See, those people who helped me make the fire? Yeah, they couldn’t have helped me if I didn’t accept their help, if I refused their advice, if I told them that I got this and that they should just get lost. But they also couldn’t have helped me if they didn’t offer to help to begin with. And of course people will offer to build fires, because that is so dang fun, but it is harder to offer help to someone in need, a meal to a stranger who is hungry, some money to a friend who is down and out, or even a place to worship for an acquaintance who is searching. I know it’s hard, because I’ve faced those tough decisions myself.

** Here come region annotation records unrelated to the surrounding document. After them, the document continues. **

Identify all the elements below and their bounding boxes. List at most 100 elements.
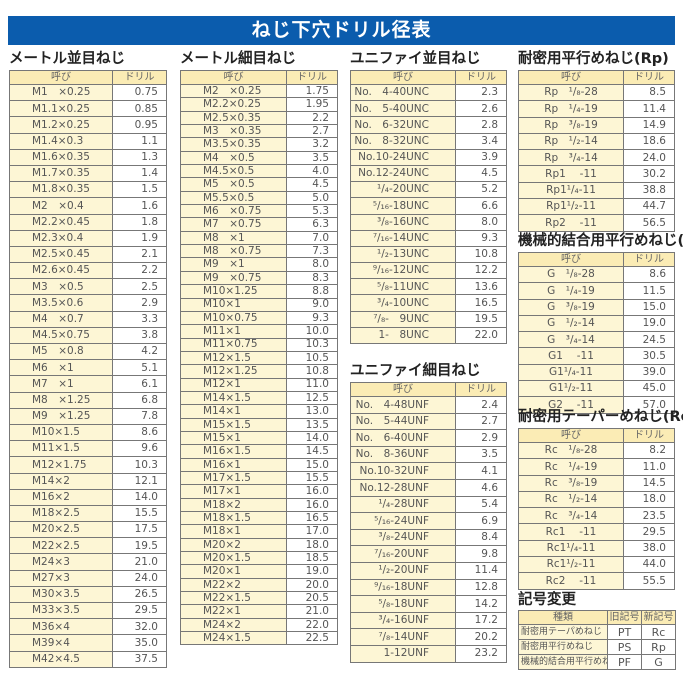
table-row: M16×2 14.0 [9, 488, 167, 506]
thread-size: M6 ×1 [9, 359, 113, 377]
table-unc: 呼び ドリル No. 4-40UNC 2.3 No. 5-40UNC 2.6 No. 6-3… [350, 70, 507, 345]
thread-size: M7 ×1 [9, 375, 113, 393]
table-row: Rp1¹/₂-11 44.7 [518, 198, 675, 216]
thread-size: M14×2 [9, 472, 113, 490]
drill-diameter: 0.75 [112, 83, 167, 102]
drill-diameter: 26.5 [112, 585, 167, 604]
thread-size: M2.3×0.4 [9, 229, 113, 247]
header-drill: ドリル [623, 70, 675, 85]
table-header-row: 呼び ドリル [350, 382, 507, 397]
drill-diameter: 10.8 [455, 245, 507, 264]
drill-diameter: 56.5 [623, 214, 675, 232]
drill-diameter: 14.0 [286, 430, 338, 446]
drill-diameter: 4.0 [286, 164, 338, 179]
drill-diameter: 7.3 [286, 244, 338, 259]
section-title-unf: ユニファイ細目ねじ [350, 363, 481, 379]
drill-diameter: 23.5 [623, 507, 675, 525]
table-row: Rp2 -11 56.5 [518, 214, 675, 232]
thread-size: No.10-32UNF [350, 462, 456, 480]
table-row: Rc ¹/₂-14 18.0 [518, 490, 675, 509]
table-row: M14×1 13.0 [180, 404, 338, 419]
thread-type: 機械的結合用平行めねじ [518, 654, 608, 670]
table-row: M5 ×0.5 4.5 [180, 177, 338, 192]
table-row: M9 ×1.25 7.8 [9, 407, 167, 425]
table-header-row: 呼び ドリル [518, 252, 675, 267]
table-row: M3.5×0.35 3.2 [180, 137, 338, 152]
thread-size: M2.5×0.35 [180, 110, 287, 126]
thread-size: M22×2.5 [9, 537, 113, 555]
header-name: 呼び [350, 70, 456, 85]
table-row: M22×2.5 19.5 [9, 537, 167, 555]
table-row: Rp ¹/₄-19 11.4 [518, 100, 675, 118]
table-row: Rp ¹/₈-28 8.5 [518, 83, 675, 102]
drill-diameter: 32.0 [112, 618, 167, 636]
table-row: M1.7×0.35 1.4 [9, 164, 167, 183]
drill-diameter: 6.1 [112, 375, 167, 393]
thread-size: No.12-24UNC [350, 164, 456, 183]
table-row: Rp ¹/₂-14 18.6 [518, 132, 675, 151]
table-row: Rp1 -11 30.2 [518, 165, 675, 183]
header-drill: ドリル [286, 70, 338, 85]
drill-diameter: 16.5 [286, 510, 338, 526]
drill-diameter: 3.2 [286, 137, 338, 152]
drill-diameter: 57.0 [623, 396, 675, 414]
drill-diameter: 7.8 [112, 407, 167, 425]
drill-diameter: 1.75 [286, 83, 338, 99]
thread-size: M9 ×1.25 [9, 407, 113, 425]
table-header-row: 種類 旧記号 新記号 [518, 610, 676, 625]
drill-diameter: 14.5 [623, 474, 675, 492]
table-row: No.12-24UNC 4.5 [350, 164, 507, 183]
table-row: G1¹/₂-11 45.0 [518, 380, 675, 398]
table-row: M17×1 16.0 [180, 484, 338, 499]
thread-size: ¹/₄-28UNF [350, 495, 456, 514]
drill-diameter: 5.0 [286, 190, 338, 206]
drill-diameter: 1.3 [112, 148, 167, 166]
drill-diameter: 22.5 [286, 631, 338, 646]
thread-size: ⁷/₁₆-14UNC [350, 229, 456, 247]
thread-size: Rc ³/₈-19 [518, 474, 624, 492]
thread-size: ³/₈-24UNF [350, 528, 456, 547]
table-row: G1 -11 30.5 [518, 347, 675, 365]
table-rp: 呼び ドリル Rp ¹/₈-28 8.5 Rp ¹/₄-19 11.4 Rp ³/₈-19 1… [518, 70, 675, 232]
header-name: 呼び [9, 70, 113, 85]
table-row: ³/₄-10UNC 16.5 [350, 294, 507, 312]
table-row: M18×1.5 16.5 [180, 510, 338, 526]
table-header-row: 呼び ドリル [180, 70, 338, 85]
drill-diameter: 2.4 [455, 396, 507, 414]
thread-size: M20×2 [180, 537, 287, 553]
drill-diameter: 8.0 [286, 257, 338, 272]
table-row: ⁵/₈-18UNF 14.2 [350, 595, 507, 613]
table-row: M22×1 21.0 [180, 604, 338, 619]
section-title-unc: ユニファイ並目ねじ [350, 51, 481, 67]
table-row: M2.6×0.45 2.2 [9, 262, 167, 280]
table-row: M15×1 14.0 [180, 430, 338, 446]
header-cell: 新記号 [641, 610, 676, 625]
thread-size: Rc2 -11 [518, 572, 624, 590]
thread-size: No. 4-48UNF [350, 396, 456, 414]
drill-diameter: 15.0 [623, 298, 675, 316]
table-row: No. 4-48UNF 2.4 [350, 396, 507, 414]
thread-size: M12×1 [180, 377, 287, 392]
thread-size: Rp ¹/₄-19 [518, 100, 624, 118]
drill-diameter: 0.95 [112, 116, 167, 134]
thread-size: 1-12UNF [350, 644, 456, 663]
drill-diameter: 14.2 [455, 595, 507, 613]
drill-diameter: 6.6 [455, 197, 507, 215]
table-row: ⁹/₁₆-18UNF 12.8 [350, 578, 507, 597]
header-name: 呼び [350, 382, 456, 397]
section-title-g: 機械的結合用平行めねじ(G) [518, 233, 683, 249]
table-row: Rp1¹/₄-11 38.8 [518, 181, 675, 200]
table-row: M20×2.5 17.5 [9, 521, 167, 539]
drill-diameter: 8.3 [286, 270, 338, 286]
drill-diameter: 5.4 [455, 495, 507, 514]
drill-diameter: 1.1 [112, 132, 167, 150]
thread-size: M22×1.5 [180, 591, 287, 606]
table-row: M1 ×0.25 0.75 [9, 83, 167, 102]
table-row: M4.5×0.75 3.8 [9, 326, 167, 345]
thread-size: M5 ×0.8 [9, 342, 113, 361]
drill-diameter: 11.0 [623, 458, 675, 476]
thread-size: Rp1¹/₄-11 [518, 181, 624, 200]
table-row: ¹/₂-13UNC 10.8 [350, 245, 507, 264]
drill-diameter: 6.8 [112, 391, 167, 409]
table-row: M1.1×0.25 0.85 [9, 100, 167, 118]
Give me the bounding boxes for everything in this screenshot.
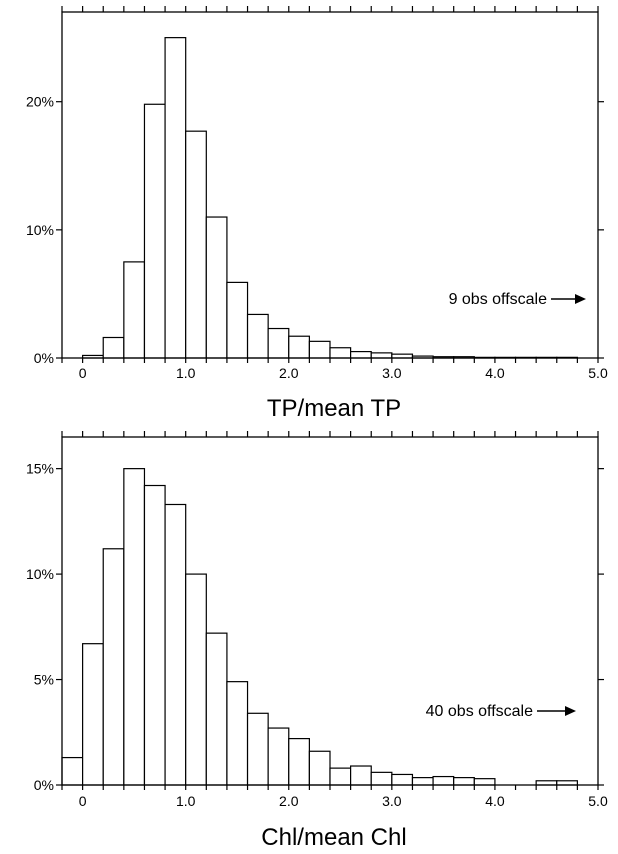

But it is in that exact place where it is difficult, that exact place where we are unsure, that exact place that we are weak that God’s power is made perfect, and that we are strengthened to do God’s will for the sake of the world. I know, it almost sounds circular in that God needs us to do this but we need God to do that before we can do this but if God can do that for us to do this then why doesn’t God just do whatever it is without us and so on and so forth.

Unfortunately that isn’t the point. The point is that God calls us. God empowers us. And God remains with us throughout the times of our weakness and insecurities and continues to call and empower. God doesn’t call all of us to be in full time ministry. God doesn’t call all of us to pack our bags and go off into seminary. God doesn’t even call all of us to be the most charitable and hospitable person in the room. But God does call us.

To help. To serve. To love. God calls us. God trusts us. God needs us.

Not that God cannot do it alone, but God’s desire for community and right relationship among us drives us to go out and further that community and ministry among all whom we encounter.

So yes we should be humble. Yes we should answer God’s call. And yes we should see the importance of that community and right relationship that joins us all together in the body of Christ, the kingdom of God.

In this season after Pentecost, where we look at church growth and ministry, let us look at our own personal ministries and see where God is already working in our lives, and follow the call to continue in that ministry and service to our community, our neighbourhood, and all those we meet. Thanks be to God. Amen.